Si la pandémie a clairement impacté l'activité, l'alimentation et les finances de la population dans son ensemble, elle ne représente qu'une partie isolée du problème.

Le mode de vie et les habitudes alimentaires des régions oléicoles méditerranéennes ont connu des changements extrêmement importants dans les décennies qui ont suivi la Seconde Guerre mondiale, avec l'introduction de la restauration rapide, la consommation de grandes quantités de viandes rouges et d'autres habitudes néfastes.

Ces dernières années, la tendance s'est accélérée. Par exemple, la consommation moyenne de poisson et de fruits de mer en Espagne a diminué d'environ 30 % entre 2000 et 2019. La popularité croissante des boissons gazeuses a également modifié le profil nutritionnel de la population.

Selon le 2019 Etude ANIBES, la consommation moyenne d'énergie de la population espagnole était de 1,810 12 kilocalories par jour, dont - % provenaient des boissons.

Cependant, d'autres groupes de population de France et d'Italie ont montré une plus faible proportion d'énergie fournie par les boissons (8 % et 6 %, respectivement). De plus, un changement important chez les adultes vers des consommation de bière au lieu du vin rouge plus traditionnel a eu lieu.

Voir aussi:Nouvelles de la santé

Catalina Perazzo, directrice du plaidoyer social et politique de Save the Children, a déclaré que "les enfants en Suède sont [maintenant] les plus proches d'un régime méditerranéen en Europe.

Bien que ce phénomène soit répandu, il est particulièrement répandu parmi les ménages à faible revenu. Les données ENSE 2017 ont révélé que les enfants d'ouvriers non qualifiés étaient trois fois plus susceptibles de souffrir d'obésité que ceux de parents occupant des postes d'encadrement.

Ce dernier rapport a fourni des informations plus importantes sur les causes profondes de cette disparité en analysant la qualité de l'alimentation, l'activité physique, le sommeil et le temps d'écran.

Les chercheurs ont constaté que le statut socio-économique était le facteur le plus important dans tous ces domaines, notamment ceux liés à l'activité physique.

Plus de 71 % des ménages à revenu élevé pratiquaient régulièrement des activités physiques ou des sports, contre 41 % des ménages à faible revenu.

À l'inverse, alors que 46 % des enfants des ménages à faible revenu passent plus de cinq heures par jour devant un écran, les données des ménages à revenu élevé montrent que près de 80 % des enfants passent moins d'une heure par jour dans ce foyer. chemin.
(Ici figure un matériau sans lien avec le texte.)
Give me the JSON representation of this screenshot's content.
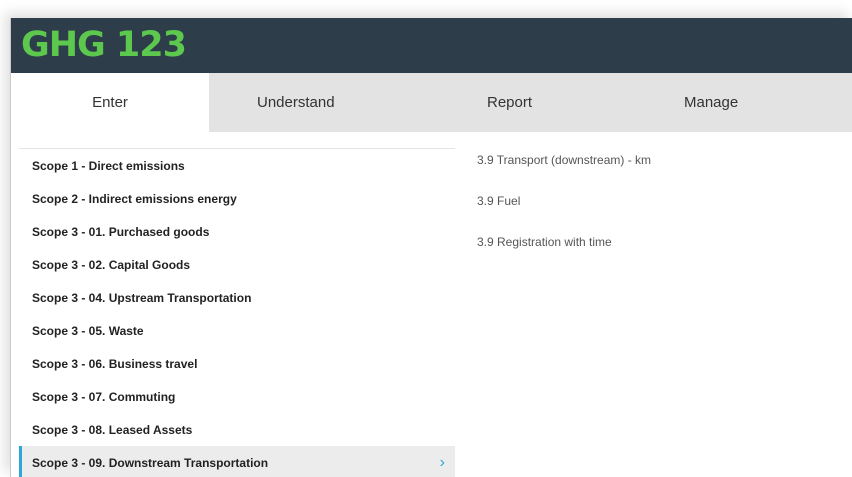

Une relation similaire a été trouvée dans les habitudes alimentaires, avec 18 % des enfants de ménages à faible revenu consommant quotidiennement des confiseries, 5 % consommant quotidiennement des boissons gazeuses et 2 % consommant quotidiennement de la restauration rapide.

Les chiffres correspondants des ménages à revenu élevé étaient de 10 %, 0 % et 0 %, respectivement.

Les auteurs ont conclu que "dans les ménages à faibles revenus, les possibilités d'accéder aux aliments nécessaires à une alimentation équilibrée [et] de payer des loisirs extrascolaires ou non sédentaires » sont réduites.

En conséquence, ils ont déclaré qu'une action gouvernementale urgente était nécessaire aux niveaux national et régional pour inverser ces tendances et protéger la santé et la prospérité des enfants dans tout le pays.